Changan Ford, in which Ford and state-backed Changan hold an equal stake, was fined for setting minimum prices for its dealers in the inland metropolis of Chongqing.
The State Administration for Market Regulation, China’s antimonopoly authority, says Changan Ford’s move deprived dealers of the autonomy to set their own prices.
Other car manufacturers across the country have faced similar fines in the past. The New York Times reports that China has been looking to shape how companies price their products in order to encourage local consumers to buy with greater confidence. Business groups say the Chinese government is more willing to enforce certain rules and regulations during times of geopolitical tension, such as the current one between it and the U.S.
As part of the ongoing trade war between the two countries, the Trump administration recently barred American technology companies from selling components to Chinese smartphone giant Huawei. In response, China recently announced that it is creating a blacklist of “unreliable” foreign companies who harm the interests of local firms.

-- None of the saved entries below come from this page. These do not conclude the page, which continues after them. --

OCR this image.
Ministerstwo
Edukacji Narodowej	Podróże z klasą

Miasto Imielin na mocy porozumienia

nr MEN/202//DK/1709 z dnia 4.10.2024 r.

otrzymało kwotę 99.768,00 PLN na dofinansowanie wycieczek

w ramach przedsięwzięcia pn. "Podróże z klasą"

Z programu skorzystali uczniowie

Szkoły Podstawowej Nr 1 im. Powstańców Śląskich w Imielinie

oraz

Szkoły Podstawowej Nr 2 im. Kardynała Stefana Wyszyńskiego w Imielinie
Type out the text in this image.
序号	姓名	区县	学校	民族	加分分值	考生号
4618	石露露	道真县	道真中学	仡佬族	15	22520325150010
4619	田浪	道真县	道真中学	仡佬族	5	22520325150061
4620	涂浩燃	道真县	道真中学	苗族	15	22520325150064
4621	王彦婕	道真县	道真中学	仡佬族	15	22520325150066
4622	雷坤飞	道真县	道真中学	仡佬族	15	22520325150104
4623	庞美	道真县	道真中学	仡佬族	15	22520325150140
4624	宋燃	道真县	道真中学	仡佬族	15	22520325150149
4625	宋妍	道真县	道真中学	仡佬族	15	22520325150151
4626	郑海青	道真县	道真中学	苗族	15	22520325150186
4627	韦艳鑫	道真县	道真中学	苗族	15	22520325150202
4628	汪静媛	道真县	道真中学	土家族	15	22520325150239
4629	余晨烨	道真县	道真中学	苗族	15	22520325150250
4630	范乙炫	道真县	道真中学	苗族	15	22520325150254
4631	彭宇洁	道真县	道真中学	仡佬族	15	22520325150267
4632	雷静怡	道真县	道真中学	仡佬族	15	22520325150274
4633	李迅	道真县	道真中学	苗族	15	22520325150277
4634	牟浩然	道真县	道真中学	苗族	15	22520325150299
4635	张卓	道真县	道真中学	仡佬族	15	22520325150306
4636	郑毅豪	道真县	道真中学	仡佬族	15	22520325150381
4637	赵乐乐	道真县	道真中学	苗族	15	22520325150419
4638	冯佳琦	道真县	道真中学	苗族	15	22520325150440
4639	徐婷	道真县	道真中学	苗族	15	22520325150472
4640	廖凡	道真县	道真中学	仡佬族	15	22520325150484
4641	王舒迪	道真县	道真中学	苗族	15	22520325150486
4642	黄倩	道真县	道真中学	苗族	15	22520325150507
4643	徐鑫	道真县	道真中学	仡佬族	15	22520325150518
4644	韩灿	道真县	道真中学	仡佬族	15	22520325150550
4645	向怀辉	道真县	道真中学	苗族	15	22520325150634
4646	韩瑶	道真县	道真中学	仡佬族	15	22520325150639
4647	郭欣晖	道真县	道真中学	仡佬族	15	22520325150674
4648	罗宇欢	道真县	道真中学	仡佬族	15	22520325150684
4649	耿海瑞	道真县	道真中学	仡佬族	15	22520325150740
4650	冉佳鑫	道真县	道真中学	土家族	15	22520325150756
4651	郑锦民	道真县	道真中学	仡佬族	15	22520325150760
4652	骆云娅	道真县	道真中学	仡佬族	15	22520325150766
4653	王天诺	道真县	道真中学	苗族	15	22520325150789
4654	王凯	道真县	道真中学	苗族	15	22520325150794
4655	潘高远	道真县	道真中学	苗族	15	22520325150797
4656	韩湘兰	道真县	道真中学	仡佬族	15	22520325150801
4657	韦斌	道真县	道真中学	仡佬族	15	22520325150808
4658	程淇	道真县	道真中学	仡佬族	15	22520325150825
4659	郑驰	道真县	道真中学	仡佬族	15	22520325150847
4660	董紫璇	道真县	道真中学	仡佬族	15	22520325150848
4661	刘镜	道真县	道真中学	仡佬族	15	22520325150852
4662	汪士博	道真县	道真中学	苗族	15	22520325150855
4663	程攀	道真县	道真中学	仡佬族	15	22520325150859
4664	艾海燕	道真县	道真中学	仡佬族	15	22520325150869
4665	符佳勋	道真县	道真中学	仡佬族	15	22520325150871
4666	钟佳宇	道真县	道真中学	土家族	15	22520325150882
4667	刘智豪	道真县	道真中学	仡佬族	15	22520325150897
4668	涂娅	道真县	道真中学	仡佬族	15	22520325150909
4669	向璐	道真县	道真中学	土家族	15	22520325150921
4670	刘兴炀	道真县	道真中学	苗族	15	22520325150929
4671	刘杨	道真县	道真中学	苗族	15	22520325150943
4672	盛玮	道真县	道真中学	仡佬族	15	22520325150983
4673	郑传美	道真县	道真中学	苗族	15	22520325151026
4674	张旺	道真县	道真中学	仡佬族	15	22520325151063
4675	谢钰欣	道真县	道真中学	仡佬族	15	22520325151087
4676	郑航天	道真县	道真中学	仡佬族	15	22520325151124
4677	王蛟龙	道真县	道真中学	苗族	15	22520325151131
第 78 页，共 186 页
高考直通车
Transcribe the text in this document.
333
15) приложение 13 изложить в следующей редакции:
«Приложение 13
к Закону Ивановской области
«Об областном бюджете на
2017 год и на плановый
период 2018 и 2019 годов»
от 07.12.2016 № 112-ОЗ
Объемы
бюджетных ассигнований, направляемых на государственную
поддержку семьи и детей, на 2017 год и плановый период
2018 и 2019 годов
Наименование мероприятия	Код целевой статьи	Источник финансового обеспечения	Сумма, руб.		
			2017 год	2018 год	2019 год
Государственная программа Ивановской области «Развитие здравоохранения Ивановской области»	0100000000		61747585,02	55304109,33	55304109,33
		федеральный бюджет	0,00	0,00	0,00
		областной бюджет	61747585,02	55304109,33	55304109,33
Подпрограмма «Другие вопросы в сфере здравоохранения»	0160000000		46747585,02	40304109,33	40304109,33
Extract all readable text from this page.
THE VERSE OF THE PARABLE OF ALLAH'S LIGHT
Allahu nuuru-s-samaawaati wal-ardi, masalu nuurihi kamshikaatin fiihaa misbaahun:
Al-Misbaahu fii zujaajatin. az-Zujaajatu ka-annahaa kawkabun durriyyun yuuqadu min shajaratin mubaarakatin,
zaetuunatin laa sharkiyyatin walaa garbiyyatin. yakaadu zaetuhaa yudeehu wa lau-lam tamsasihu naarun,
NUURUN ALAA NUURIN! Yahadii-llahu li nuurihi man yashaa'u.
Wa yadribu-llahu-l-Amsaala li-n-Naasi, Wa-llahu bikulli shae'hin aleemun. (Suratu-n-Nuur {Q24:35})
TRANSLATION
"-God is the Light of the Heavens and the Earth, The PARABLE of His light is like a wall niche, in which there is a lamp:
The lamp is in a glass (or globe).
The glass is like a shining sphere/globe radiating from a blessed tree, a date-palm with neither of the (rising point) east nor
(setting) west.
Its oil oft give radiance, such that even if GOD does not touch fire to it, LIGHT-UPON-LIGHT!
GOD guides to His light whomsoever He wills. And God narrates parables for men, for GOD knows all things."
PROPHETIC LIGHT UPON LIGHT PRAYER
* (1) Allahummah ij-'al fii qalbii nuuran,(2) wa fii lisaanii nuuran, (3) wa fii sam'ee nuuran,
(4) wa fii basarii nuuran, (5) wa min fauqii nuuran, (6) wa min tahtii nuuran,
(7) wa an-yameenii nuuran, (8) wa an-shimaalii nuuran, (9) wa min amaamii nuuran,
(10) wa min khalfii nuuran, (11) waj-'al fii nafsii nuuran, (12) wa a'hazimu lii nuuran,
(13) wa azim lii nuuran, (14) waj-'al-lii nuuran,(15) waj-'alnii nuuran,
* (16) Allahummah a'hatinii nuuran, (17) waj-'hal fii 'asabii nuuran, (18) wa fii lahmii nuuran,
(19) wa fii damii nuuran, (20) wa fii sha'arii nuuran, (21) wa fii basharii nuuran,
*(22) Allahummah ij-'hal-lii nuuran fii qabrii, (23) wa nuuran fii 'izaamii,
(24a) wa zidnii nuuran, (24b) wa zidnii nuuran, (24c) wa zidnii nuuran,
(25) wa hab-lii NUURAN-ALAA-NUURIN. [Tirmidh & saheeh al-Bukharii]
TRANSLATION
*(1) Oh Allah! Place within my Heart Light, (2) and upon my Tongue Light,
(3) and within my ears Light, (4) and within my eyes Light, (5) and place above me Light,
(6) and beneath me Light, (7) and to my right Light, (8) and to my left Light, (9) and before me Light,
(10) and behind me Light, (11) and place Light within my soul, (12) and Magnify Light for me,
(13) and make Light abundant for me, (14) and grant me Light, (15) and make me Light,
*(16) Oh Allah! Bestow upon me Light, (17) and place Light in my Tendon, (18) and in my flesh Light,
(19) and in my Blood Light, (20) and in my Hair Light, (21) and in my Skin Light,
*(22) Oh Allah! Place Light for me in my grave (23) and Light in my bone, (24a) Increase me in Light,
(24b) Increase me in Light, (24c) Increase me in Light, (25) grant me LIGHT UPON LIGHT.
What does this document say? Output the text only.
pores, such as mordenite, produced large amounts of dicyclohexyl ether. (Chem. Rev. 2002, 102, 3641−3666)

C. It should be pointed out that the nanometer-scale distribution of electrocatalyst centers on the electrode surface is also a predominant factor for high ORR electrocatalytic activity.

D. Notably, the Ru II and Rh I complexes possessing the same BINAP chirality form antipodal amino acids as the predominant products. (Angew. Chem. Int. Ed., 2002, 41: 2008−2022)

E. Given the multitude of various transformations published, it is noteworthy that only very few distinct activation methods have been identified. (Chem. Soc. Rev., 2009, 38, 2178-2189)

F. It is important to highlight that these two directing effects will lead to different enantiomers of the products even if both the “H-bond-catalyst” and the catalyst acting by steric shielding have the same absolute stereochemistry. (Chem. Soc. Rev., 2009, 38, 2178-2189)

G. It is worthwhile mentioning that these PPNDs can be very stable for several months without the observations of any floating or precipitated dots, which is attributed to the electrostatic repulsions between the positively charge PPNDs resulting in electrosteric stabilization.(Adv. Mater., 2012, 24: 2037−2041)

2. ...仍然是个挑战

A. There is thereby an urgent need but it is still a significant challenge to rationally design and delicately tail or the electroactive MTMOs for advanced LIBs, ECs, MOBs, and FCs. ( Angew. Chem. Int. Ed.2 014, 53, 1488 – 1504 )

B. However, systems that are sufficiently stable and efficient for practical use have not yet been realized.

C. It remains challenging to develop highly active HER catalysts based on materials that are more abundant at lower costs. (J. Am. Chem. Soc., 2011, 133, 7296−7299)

“Changan Ford respects the decision taken by the State Administration for Market Regulation,” a Ford spokesman said, adding that the company has taken “corrective action in its regional sales management together with its dealers.”
Sales of Ford vehicles across China have slumped this year, falling 35.8 per cent in the first quarter compared to the same period in 2019, while the world’s largest auto market,saw its first slowdown last year after constant, and unparalleled, growth since the 1990s.